Le juge rappelle que le maire dispose de la compétence pour assurer la tranquillité publique, composante de son pouvoir de police administrative (art. L. 2212-2 du code général des collectivités territoriales). En outre, le maire dispose d’une compétence pour réglementer des activités professionnelles bruyantes  (article R. 1336-6 du code de la santé publique).

Ce dernier prévoit que :

«  Lorsque le bruit mentionné à l’article R. 1336-5 a pour origine une activité professionnelle autre que l’une de celles mentionnées à l’article R. 1336-10 ou une activité sportive, culturelle ou de loisir, organisée de façon habituelle ou soumise à autorisation, l’atteinte à la tranquillité du voisinage ou à la santé de l’homme est caractérisée si l’émergence globale de ce bruit perçu par autrui, telle que définie à l’article R. 1336-7, est supérieure aux valeurs limites fixées au même article. / Lorsque le bruit mentionné à l’alinéa précédent, perçu à l’intérieur des pièces principales de tout logement d’habitation, fenêtres ouvertes ou fermées, est engendré par des équipements d’activités professionnelles, l’atteinte est également caractérisée si l’émergence spectrale de ce bruit, définie à l’article R. 1336-8, est supérieure aux valeurs limites fixées au même article. /Toutefois, l’émergence globale et, le cas échéant, l’émergence spectrale ne sont recherchées que lorsque le niveau de bruit ambiant mesuré, comportant le bruit particulier, est supérieur à 25 décibels pondérés A si la mesure est effectuée à l’intérieur des pièces principales d’un logement d’habitation, fenêtres ouvertes ou fermées, ou à 30 décibels pondérés A dans les autres cas. ».

L’article  R. 1336-7 du code de la santé publique définit la notion d’émergence globale, en indiquant qu’il s’agit de la « différence entre le niveau de bruit ambiant, comportant le bruit particulier en cause, et le niveau du bruit résiduel constitué par l’ensemble des bruits habituels, extérieurs et intérieurs, correspondant à l’occupation normale des locaux et au fonctionnement habituel des équipements, en l’absence du bruit particulier en cause ».
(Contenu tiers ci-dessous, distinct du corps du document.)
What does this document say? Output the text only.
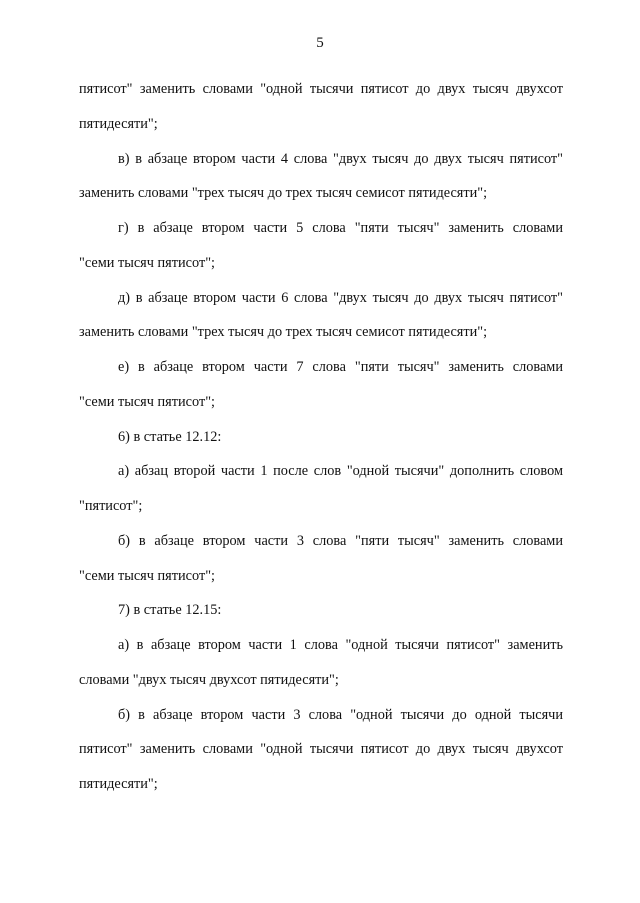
5
пятисот" заменить словами "одной тысячи пятисот до двух тысяч двухсот
пятидесяти";
в) в абзаце втором части 4 слова "двух тысяч до двух тысяч пятисот"
заменить словами "трех тысяч до трех тысяч семисот пятидесяти";
г) в абзаце втором части 5 слова "пяти тысяч" заменить словами
"семи тысяч пятисот";
д) в абзаце втором части 6 слова "двух тысяч до двух тысяч пятисот"
заменить словами "трех тысяч до трех тысяч семисот пятидесяти";
е) в абзаце втором части 7 слова "пяти тысяч" заменить словами
"семи тысяч пятисот";
6) в статье 12.12:
а) абзац второй части 1 после слов "одной тысячи" дополнить словом
"пятисот";
б) в абзаце втором части 3 слова "пяти тысяч" заменить словами
"семи тысяч пятисот";
7) в статье 12.15:
а) в абзаце втором части 1 слова "одной тысячи пятисот" заменить
словами "двух тысяч двухсот пятидесяти";
б) в абзаце втором части 3 слова "одной тысячи до одной тысячи
пятисот" заменить словами "одной тысячи пятисот до двух тысяч двухсот
пятидесяти";
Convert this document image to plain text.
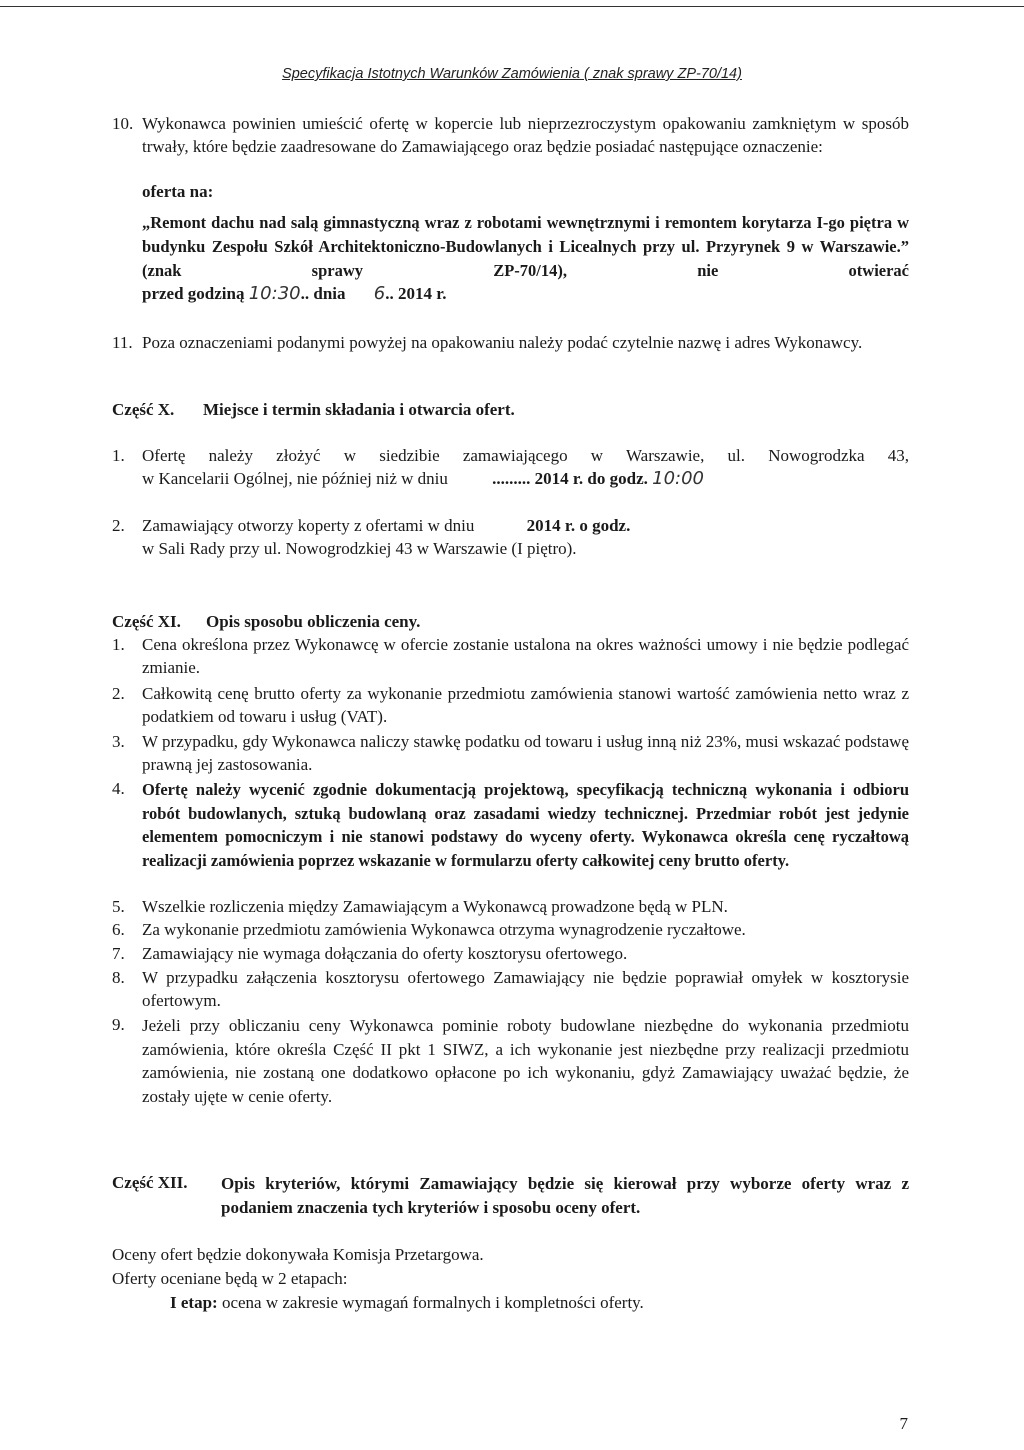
Specyfikacja Istotnych Warunków Zamówienia ( znak sprawy ZP-70/14)
10. Wykonawca powinien umieścić ofertę w kopercie lub nieprzezroczystym opakowaniu zamkniętym w sposób trwały, które będzie zaadresowane do Zamawiającego oraz będzie posiadać następujące oznaczenie:
oferta na:
„Remont dachu nad salą gimnastyczną wraz z robotami wewnętrznymi i remontem korytarza I-go piętra w budynku Zespołu Szkół Architektoniczno-Budowlanych i Licealnych przy ul. Przyrynek 9 w Warszawie.” (znak sprawy ZP-70/14), nie otwierać
przed godziną 10:30.. dnia 6.. 2014 r.
11. Poza oznaczeniami podanymi powyżej na opakowaniu należy podać czytelnie nazwę i adres Wykonawcy.
Część X. Miejsce i termin składania i otwarcia ofert.
1. Ofertę należy złożyć w siedzibie zamawiającego w Warszawie, ul. Nowogrodzka 43,
w Kancelarii Ogólnej, nie później niż w dniu	......... 2014 r. do godz. 10:00
2. Zamawiający otworzy koperty z ofertami w dniu	2014 r. o godz.
w Sali Rady przy ul. Nowogrodzkiej 43 w Warszawie (I piętro).
Część XI. Opis sposobu obliczenia ceny.
1. Cena określona przez Wykonawcę w ofercie zostanie ustalona na okres ważności umowy i nie będzie podlegać zmianie.
2. Całkowitą cenę brutto oferty za wykonanie przedmiotu zamówienia stanowi wartość zamówienia netto wraz z podatkiem od towaru i usług (VAT).
3. W przypadku, gdy Wykonawca naliczy stawkę podatku od towaru i usług inną niż 23%, musi wskazać podstawę prawną jej zastosowania.
4. Ofertę należy wycenić zgodnie dokumentacją projektową, specyfikacją techniczną wykonania i odbioru robót budowlanych, sztuką budowlaną oraz zasadami wiedzy technicznej. Przedmiar robót jest jedynie elementem pomocniczym i nie stanowi podstawy do wyceny oferty. Wykonawca określa cenę ryczałtową realizacji zamówienia poprzez wskazanie w formularzu oferty całkowitej ceny brutto oferty.
5. Wszelkie rozliczenia między Zamawiającym a Wykonawcą prowadzone będą w PLN.
6. Za wykonanie przedmiotu zamówienia Wykonawca otrzyma wynagrodzenie ryczałtowe.
7. Zamawiający nie wymaga dołączania do oferty kosztorysu ofertowego.
8. W przypadku załączenia kosztorysu ofertowego Zamawiający nie będzie poprawiał omyłek w kosztorysie ofertowym.
9. Jeżeli przy obliczaniu ceny Wykonawca pominie roboty budowlane niezbędne do wykonania przedmiotu zamówienia, które określa Część II pkt 1 SIWZ, a ich wykonanie jest niezbędne przy realizacji przedmiotu zamówienia, nie zostaną one dodatkowo opłacone po ich wykonaniu, gdyż Zamawiający uważać będzie, że zostały ujęte w cenie oferty.
Część XII. Opis kryteriów, którymi Zamawiający będzie się kierował przy wyborze oferty wraz z podaniem znaczenia tych kryteriów i sposobu oceny ofert.
Oceny ofert będzie dokonywała Komisja Przetargowa.
Oferty oceniane będą w 2 etapach:
I etap: ocena w zakresie wymagań formalnych i kompletności oferty.
7
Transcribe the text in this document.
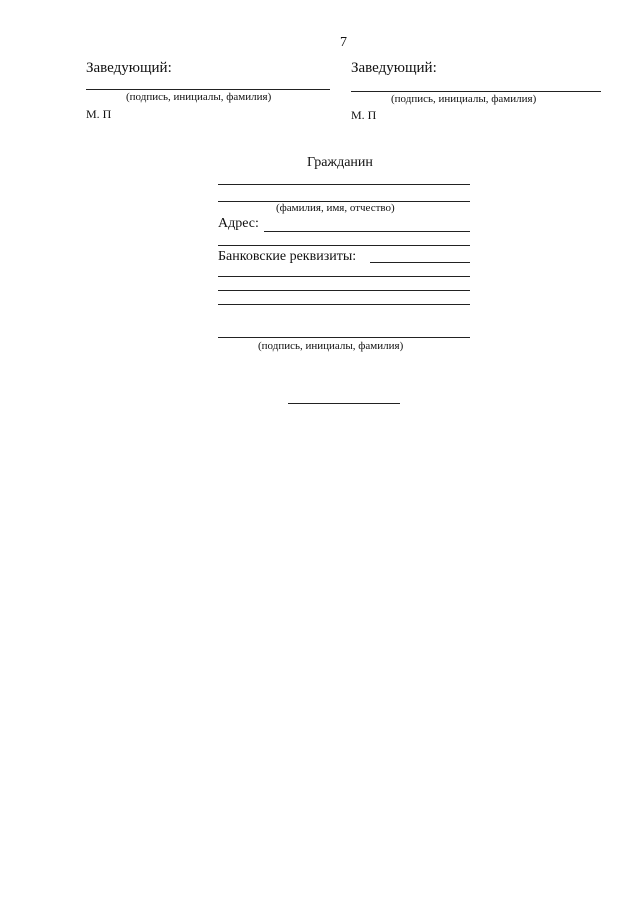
7
Заведующий:
(подпись, инициалы, фамилия)
М. П
Заведующий:
(подпись, инициалы, фамилия)
М. П
Гражданин
(фамилия, имя, отчество)
Адрес:
Банковские реквизиты:
(подпись, инициалы, фамилия)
Le juge retient que dans cette affaire, le maire ne justifiait pas s’inscrire dans les conditions fixées par cet article. En effet, le maire s’appuyait seulement sur un constat d’huissier réalisé à la demande de riverain qui avait relevé un bruit ambiant de 78 dB sur site et de 58 dB dans l’habitation des intéressés lors du lavage d’un véhicule et de respectivement 77 dB et 59 dB lors du séchage. L’huissier avait relevé un bruit ambiant de 70 dB mais n’avait pas relevé le bruit résiduel.

Le juge considère que « de telles constatations, qui ne tiennent pas compte du bruit résiduel et de l’émergence et donc du caractère éventuellement bruyant des lieux, en dehors même de l’activité de la station de lavage litigieuse, par exemple du fait de la circulation automobile alentour, ne pouvaient suffire, à elles seules, pour caractériser une atteinte à la tranquillité publique résultant uniquement des conditions d’exploitation de cette station.  »

En conséquence, le juge considère que le maire a commis une erreur d’appréciation en faisant usage de ses pouvoirs de police. L’arrêté est donc annulé.

Décision commentée: CAA Nantes, 4e ch., 6 janvier 2023, n° 22NT00777. Voir également CAA Douai, 1re ch. – formation à 3 (bis), 9 oct. 2008, n° 08DA00201,08DA00230.  TA Caen, 31 déc. 2018, n° 1701506.  ; CAA Marseille, 5e ch., 5 juill. 2021, n° 17MA03781 – 17MA03789.  TA Lyon, 9e ch., 9 déc. 2022, n° 2101920. ; TA Strasbourg, 5 nov. 2008, n° 0501182.  CAA Lyon, 6e ch. – formation à 3, 28 juill. 2022, n° 20LY03443 ; CAA Bordeaux, 7e ch. (formation à 3), 2 déc. 2021, n° 19BX03713.